Uma final construída ponto a ponto
A chegada à final de pares foi o
culminar natural de um percurso sólido. Para Rocha e Torres, tratou-se não
apenas de um resultado, mas da confirmação de que a aposta numa parceria ainda
recente fazia sentido. Ao longo da semana, mostraram entendimento tático, boa
ocupação de campo e uma crescente capacidade de lidar com momentos de
pressão.
No encontro decisivo, disputado este
sábado no Jamor, os portugueses encontraram do outro lado da rede, os segundos
favoritos ao título, o canadiano Cleeve Harper e o britânico David Stevenson.
Uma dupla mais rodada, com maior experiência neste tipo de decisões, mas que
teve de trabalhar arduamente para travar a energia e a organização do par
nacional.
O primeiro ‘set’ acabou por cair para Harper e Stevenson, por 6-3, num parcial marcado pelo aproveitamento eficaz dos momentos-chave da dupla estrangeira. Rocha e Torres responderam com personalidade no segundo, ajustaram estratégias, subiram o nível de agressividade e empataram o encontro com um 6-3 que relançou a final.
Tudo ficou, então, decidido no match
tie-break, território onde os equilíbrios são frágeis e cada ponto pesa
como um capítulo inteiro. E foi aí que os portugueses estiveram mais perto da
glória. Rocha e Torres chegaram a liderar por 9-6 e, mais tarde, por 10–9,
tendo quatro match points para fechar o encontro e conquistar o
título.
Não conseguiram, porém, concretizar
nenhuma dessas oportunidades. Do outro lado, Harper e Stevenson puxaram dos
galões, mostraram frieza competitiva e consumaram a reviravolta, fechando o
encontro com os parciais de 6-3, 3-6 e 12-10, confirmando o estatuto de
segundos cabeças de série.
O desfecho foi duro, mas ilustrativo
da realidade dos pares: jogos decididos em detalhes, em respostas decisivas, em
pequenos momentos que inclinam a balança.
Uma parceria em construção
Apesar da derrota, o Jamor deixou
sinais claros de evolução. Em ambiente fechado, sob pressão máxima e perante
adversários experientes, Rocha e Torres demonstraram maturidade competitiva e
capacidade de adaptação. Mais do que o resultado final, foi o processo que saiu
reforçado.
Esta foi apenas a segunda vez que
ambos jogaram pares juntos e a primeira no circuito internacional, cerca de um
mês depois de terem alinhado no Campeonato Nacional Absoluto.
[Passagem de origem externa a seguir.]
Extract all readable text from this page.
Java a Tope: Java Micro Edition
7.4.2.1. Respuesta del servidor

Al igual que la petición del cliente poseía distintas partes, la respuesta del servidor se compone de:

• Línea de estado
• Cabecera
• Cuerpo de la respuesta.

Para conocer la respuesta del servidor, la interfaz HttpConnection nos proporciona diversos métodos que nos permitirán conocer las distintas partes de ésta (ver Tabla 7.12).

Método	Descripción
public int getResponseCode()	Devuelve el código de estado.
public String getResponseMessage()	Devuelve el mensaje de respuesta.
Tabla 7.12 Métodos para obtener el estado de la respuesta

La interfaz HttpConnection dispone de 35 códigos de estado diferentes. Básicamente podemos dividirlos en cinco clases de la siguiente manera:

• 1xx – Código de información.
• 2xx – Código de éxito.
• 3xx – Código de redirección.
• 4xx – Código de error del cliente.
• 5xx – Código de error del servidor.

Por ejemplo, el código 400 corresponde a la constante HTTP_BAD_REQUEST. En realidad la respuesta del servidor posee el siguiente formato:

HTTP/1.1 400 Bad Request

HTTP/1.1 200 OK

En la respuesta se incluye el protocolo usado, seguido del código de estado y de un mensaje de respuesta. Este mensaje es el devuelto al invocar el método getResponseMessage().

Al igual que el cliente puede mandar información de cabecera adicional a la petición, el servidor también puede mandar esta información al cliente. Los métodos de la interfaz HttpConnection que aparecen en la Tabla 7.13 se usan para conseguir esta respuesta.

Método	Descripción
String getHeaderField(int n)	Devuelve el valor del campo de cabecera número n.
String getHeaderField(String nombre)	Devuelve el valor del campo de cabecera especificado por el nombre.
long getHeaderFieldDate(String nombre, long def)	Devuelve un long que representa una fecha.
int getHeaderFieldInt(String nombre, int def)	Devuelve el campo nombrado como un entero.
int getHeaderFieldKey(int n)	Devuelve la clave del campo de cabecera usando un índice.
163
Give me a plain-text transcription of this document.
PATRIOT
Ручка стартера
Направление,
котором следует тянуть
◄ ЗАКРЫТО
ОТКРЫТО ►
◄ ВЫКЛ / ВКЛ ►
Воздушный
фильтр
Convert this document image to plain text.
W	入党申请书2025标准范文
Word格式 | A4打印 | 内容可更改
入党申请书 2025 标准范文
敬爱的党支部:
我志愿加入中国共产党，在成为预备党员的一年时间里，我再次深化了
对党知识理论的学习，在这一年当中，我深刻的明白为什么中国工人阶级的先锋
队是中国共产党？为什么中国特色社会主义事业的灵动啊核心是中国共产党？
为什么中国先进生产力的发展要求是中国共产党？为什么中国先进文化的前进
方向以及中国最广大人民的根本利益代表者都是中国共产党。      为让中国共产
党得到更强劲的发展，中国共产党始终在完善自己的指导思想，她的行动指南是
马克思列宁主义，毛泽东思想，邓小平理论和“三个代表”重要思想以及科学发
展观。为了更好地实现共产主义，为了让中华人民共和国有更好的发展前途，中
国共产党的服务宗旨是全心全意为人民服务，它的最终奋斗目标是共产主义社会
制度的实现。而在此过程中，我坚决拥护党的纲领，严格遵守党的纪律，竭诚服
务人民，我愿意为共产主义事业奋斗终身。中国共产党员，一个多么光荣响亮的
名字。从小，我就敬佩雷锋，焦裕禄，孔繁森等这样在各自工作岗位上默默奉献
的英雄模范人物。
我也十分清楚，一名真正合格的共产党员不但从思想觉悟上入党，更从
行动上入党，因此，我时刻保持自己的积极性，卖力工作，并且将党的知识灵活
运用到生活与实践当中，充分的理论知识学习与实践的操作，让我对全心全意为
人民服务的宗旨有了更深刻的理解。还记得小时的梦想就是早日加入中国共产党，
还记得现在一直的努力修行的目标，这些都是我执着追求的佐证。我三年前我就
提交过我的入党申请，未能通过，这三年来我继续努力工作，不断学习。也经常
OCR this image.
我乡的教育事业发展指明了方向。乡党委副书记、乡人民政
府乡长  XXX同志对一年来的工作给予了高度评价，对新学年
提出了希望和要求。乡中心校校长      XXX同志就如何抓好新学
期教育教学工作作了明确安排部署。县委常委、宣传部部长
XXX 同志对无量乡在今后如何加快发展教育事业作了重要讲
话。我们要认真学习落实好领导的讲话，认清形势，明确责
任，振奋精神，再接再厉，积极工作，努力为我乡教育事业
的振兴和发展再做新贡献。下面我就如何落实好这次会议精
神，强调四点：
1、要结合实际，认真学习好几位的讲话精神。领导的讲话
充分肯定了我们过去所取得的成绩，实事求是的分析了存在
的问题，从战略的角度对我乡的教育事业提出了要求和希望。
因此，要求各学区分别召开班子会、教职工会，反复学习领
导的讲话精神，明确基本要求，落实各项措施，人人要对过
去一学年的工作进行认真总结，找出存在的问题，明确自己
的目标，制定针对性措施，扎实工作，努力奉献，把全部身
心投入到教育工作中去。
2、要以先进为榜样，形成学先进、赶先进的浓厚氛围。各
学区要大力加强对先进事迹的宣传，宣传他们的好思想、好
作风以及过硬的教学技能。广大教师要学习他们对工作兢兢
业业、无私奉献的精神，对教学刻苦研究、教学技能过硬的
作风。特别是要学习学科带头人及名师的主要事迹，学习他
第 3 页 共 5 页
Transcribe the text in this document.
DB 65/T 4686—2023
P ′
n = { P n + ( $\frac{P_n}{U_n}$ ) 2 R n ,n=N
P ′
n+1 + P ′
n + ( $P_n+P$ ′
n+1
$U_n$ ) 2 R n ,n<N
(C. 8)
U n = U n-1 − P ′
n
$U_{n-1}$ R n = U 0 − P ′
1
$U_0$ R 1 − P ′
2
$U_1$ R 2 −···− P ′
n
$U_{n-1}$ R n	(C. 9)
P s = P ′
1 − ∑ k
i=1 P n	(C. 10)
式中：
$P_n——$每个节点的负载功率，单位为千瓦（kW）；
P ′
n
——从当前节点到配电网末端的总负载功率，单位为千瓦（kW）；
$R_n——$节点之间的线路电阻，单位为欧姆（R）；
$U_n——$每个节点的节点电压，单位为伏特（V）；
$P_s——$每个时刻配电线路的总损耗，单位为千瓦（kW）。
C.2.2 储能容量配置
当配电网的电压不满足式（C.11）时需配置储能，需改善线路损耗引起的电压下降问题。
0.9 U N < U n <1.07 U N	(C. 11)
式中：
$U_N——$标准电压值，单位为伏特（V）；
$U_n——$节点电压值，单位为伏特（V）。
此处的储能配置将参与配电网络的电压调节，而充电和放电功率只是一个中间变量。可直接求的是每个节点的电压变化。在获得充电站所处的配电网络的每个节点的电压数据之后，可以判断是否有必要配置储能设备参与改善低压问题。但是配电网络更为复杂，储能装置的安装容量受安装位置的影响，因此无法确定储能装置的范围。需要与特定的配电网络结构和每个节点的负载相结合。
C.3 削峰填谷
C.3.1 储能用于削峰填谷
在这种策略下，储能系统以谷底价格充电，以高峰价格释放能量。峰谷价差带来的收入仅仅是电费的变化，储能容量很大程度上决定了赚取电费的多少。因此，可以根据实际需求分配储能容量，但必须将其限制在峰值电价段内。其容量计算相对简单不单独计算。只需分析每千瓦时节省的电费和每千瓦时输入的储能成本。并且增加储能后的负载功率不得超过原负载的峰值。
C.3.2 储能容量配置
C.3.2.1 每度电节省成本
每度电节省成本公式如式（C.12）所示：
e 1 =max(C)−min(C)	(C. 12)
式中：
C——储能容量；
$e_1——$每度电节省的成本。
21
A aposta
revelou-se acertada e valeu-lhes a primeira presença numa final do ATP
Challenger Tour — um marco relevante numa fase ainda inicial da parceria.
Juntos, demonstraram entendimento
crescente, boa comunicação em campo e uma leitura de jogo que foi afinando ao
longo da semana. Elementos que ajudam a explicar como, em tão pouco tempo,
conseguiram discutir um título até ao último ponto.
Mais do que uma final perdida
Quando o inverno abranda e os dados
se somam, ficam as certezas. No Jamor, entre o frio lá fora e o ritmo acelerado
cá dentro, houve mais do que uma final perdida. Houve um caminho que começou a desenhar-se, uma dupla que se deu a conhecer ao circuito e uma semana que serviu de ponto de partida.
O Indoor Oeiras Open não terminou com
troféu para Rocha e Torres, mas deixou uma promessa clara. A de que esta
parceria, ainda jovem, tem margem para crescer, aprender com estas experiências
e voltar mais forte. Porque, no ténis — como na construção de qualquer percurso
—, nem sempre o primeiro grande passo é dado com um título, mas com a
confirmação de que o caminho escolhido faz sentido.